I'm glad you shared that article.

I agree wholeheartedly we have become a society that does not embrace motherhood anymore. As a stay at home mom, I have very few opportunities to bond with other women with children during the day because the women who do have children are all working and the children are all in daycare.

My husband is building his career, and many days even when he is home, he is elsewhere (if you know what I mean). It's not how it was when my mother was a stay at home mom.

qixxsilver said...

In response to D.Richmond;

Times have changed....for good, or most likely for bad. It is now not as it was when we were growing up. We had the luxury of the stay at home mom. Nowadays, the cost of living has gone up to the point where you either need to downgrade your lifestyle to subpar standards to obtain that stay at home Mom. But this means a substandard neighborhood most likely with substandard schools for your kids. It is almost catch 22. Sure, I would love to have my kids in the Southlake ISD. Live in a Southlake neighborhood, and do it all on one income. But that currently, is not reality. I did not say not achievable mind you. I think we all need to strive hard to find that perfect balance. Whatever it may be for each of us...
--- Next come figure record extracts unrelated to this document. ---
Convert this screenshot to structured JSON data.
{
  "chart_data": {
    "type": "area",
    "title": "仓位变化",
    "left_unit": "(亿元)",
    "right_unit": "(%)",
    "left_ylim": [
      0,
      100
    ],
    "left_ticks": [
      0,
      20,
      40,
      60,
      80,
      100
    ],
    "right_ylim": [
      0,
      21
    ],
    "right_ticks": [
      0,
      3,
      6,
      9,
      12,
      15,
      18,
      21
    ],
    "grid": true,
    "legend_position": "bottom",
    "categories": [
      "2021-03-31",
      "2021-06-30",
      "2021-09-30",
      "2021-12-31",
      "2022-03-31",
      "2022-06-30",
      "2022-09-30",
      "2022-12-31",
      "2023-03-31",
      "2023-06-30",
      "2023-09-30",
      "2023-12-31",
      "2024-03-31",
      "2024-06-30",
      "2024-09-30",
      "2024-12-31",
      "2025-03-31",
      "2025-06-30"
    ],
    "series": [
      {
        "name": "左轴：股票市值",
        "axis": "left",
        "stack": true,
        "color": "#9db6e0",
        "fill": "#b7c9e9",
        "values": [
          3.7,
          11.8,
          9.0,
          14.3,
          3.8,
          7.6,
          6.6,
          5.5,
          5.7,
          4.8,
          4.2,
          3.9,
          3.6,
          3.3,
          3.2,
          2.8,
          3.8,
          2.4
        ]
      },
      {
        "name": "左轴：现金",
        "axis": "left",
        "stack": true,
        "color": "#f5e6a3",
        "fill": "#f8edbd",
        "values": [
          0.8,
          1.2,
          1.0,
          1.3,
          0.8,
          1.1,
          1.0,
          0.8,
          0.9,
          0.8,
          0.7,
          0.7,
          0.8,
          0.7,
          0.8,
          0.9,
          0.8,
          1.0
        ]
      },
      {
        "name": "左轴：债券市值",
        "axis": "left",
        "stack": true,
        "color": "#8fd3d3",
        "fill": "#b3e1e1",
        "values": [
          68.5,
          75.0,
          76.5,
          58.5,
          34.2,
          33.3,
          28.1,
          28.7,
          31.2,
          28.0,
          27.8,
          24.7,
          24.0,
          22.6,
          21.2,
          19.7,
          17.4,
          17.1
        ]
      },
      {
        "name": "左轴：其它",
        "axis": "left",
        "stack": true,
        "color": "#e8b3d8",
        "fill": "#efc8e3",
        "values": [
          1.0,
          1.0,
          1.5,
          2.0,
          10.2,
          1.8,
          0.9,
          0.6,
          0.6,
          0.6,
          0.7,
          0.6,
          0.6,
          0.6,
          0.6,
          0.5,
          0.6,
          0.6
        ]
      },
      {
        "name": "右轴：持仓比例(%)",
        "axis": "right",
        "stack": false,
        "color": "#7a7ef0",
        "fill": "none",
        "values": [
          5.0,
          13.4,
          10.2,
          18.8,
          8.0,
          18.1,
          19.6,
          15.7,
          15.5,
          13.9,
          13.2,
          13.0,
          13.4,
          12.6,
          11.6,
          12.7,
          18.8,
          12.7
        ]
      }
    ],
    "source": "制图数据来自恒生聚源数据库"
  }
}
John, Sandra and Sofia Seaman said...

I wanted kids in my 20's but there were no suitable partners to be found until I met John. Then, we couldn't conceive until recently. My mother had 4 kids, single mom, the only one working, and with a mortgage. We did not have expensive stuff and we were the only ones with the B&W t.v set in our whole neighborhood but what she did have to give was two things: God and love. I think that when you put all your trust in the Lord, He can give you all your needs, obviously not all your wants but yes, He can get you through it. it is stil possible. keeping up the Joneses is alot of work and at the end you wish you were keeping up with what matters. I do admire stay home moms. I wish my mom had been one but above all, she was there to rendered the love of God, discipline us in Love, and most importantly her time.